Love makes room. In love we forget about ourselves and make room for another. When we fast from little goods we make room for perfect love that comes from Love himself. In doing this we can see where we have false loves – when we love ourselves or another in a way that doesn’t reflect reality. Removing a false self-love in us, God makes room within us for himself. But us loving God more means we become more of ourselves; there is more of us present in each act of love. God makes room in the temple of ourselves until he lead us to the incorruptible temple of himself.

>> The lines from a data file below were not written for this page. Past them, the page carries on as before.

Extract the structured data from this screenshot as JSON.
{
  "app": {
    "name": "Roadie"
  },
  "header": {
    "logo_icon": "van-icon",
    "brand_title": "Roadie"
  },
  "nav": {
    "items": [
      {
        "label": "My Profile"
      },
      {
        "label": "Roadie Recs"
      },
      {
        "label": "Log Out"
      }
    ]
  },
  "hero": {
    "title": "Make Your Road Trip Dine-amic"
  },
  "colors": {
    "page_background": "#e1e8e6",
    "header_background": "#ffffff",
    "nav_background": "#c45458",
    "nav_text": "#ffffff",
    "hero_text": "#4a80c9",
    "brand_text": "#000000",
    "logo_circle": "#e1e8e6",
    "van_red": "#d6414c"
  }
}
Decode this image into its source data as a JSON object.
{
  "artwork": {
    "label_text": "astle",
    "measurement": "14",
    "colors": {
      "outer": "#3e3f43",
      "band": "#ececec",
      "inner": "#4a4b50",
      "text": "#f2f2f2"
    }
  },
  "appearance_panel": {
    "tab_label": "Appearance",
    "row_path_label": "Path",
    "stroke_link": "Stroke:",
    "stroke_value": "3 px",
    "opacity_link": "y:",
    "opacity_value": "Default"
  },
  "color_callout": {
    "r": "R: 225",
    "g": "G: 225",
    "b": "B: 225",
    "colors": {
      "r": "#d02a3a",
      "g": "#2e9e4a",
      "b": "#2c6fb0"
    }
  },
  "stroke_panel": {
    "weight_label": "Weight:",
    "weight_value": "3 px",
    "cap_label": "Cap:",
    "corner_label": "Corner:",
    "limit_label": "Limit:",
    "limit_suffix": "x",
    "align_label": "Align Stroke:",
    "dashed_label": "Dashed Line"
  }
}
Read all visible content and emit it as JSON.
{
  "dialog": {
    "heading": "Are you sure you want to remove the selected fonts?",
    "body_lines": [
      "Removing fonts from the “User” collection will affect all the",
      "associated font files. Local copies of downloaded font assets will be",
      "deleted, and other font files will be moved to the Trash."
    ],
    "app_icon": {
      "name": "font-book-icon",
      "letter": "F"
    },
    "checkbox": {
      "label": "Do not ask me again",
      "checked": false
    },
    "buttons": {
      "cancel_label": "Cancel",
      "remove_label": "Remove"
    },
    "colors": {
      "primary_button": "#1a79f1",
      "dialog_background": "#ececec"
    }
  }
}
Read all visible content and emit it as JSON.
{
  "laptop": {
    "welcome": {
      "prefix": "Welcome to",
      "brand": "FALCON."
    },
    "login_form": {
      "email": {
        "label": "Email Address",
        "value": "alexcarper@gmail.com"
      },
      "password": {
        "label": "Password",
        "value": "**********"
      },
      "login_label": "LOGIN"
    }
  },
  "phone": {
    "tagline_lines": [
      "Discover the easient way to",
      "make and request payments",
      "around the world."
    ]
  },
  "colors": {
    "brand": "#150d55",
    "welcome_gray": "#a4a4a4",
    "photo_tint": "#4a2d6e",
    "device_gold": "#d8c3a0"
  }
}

Only in receiving this divine love could St. Catherine care for the sick and the poor and nurse plague victims the way she did. Love, not penance, was the foundation of her life:
“If, then, we made ourselves build on penance as a foundation, it might come to nothing and be so imperfect that we would seem to be deprived of God, and soon [we] would fall into weariness and bitterness…we should strive to give only a finished work to God who is Infinite Love who demands from us only infinite desire.” – Letter to Daniella of Orvieto
This divine love was the source of her own love towards those she cared for:
“God has loved us without being loved, but we love him because we are loved…we cannot profit him, nor love him with this first love…In what way can we do this, then, since he demands it and we cannot give it to him? I tell you…we can be useful, not to him, which is impossible, but to our neighbor…love is gained in love by raising the eye of our mind to behold how much we are loved by God. Seeing ourselves loved, we cannot otherwise than love.” – Letter to Brother Bartolomeo Dominici
Love transforms. St. Catherine states that “love transforms one into what one loves” (Dialogue 60). In loving God, we become like the one we love. When two things are joined together, there can’t be anything between them, otherwise there wouldn’t be a complete union of them together. This is how God wants us to be with him in love. Once we are removed from selfish love we can love God with the love with which he has first loved us. St. Catherine takes this transformative love to the highest level:
“The eternal Father said [to me], ‘If you should ask me what this soul is, I would say: she is another me, made so by the union of love.” (Dialogue 96)
By God’s love we become kneaded and knit into our Creator who redeems us and lets us participate in his divine love.
Ultimately, St. Catherine’s love led her to a life of penance and service to her neighbor. There’s no saying it wasn’t a harsh life – she died at age 33 – but it was certainly a life lived in love. She saw all of her actions and penances tied up in the cross of Christ: a tree not of unnecessary torture and grief but a tree of love. St. Catherine wished to graft herself into that tree and so be joined to the fiery love that comes from Christ.
St. Catherine certainly had her share of penance, but I think the primary lessons she teaches us are in love. If you want a reason for St. Catherine’s penitential life, look to Christ who loved her with an infinite love. Cling to Christ as the one who lives and who wants to live in you.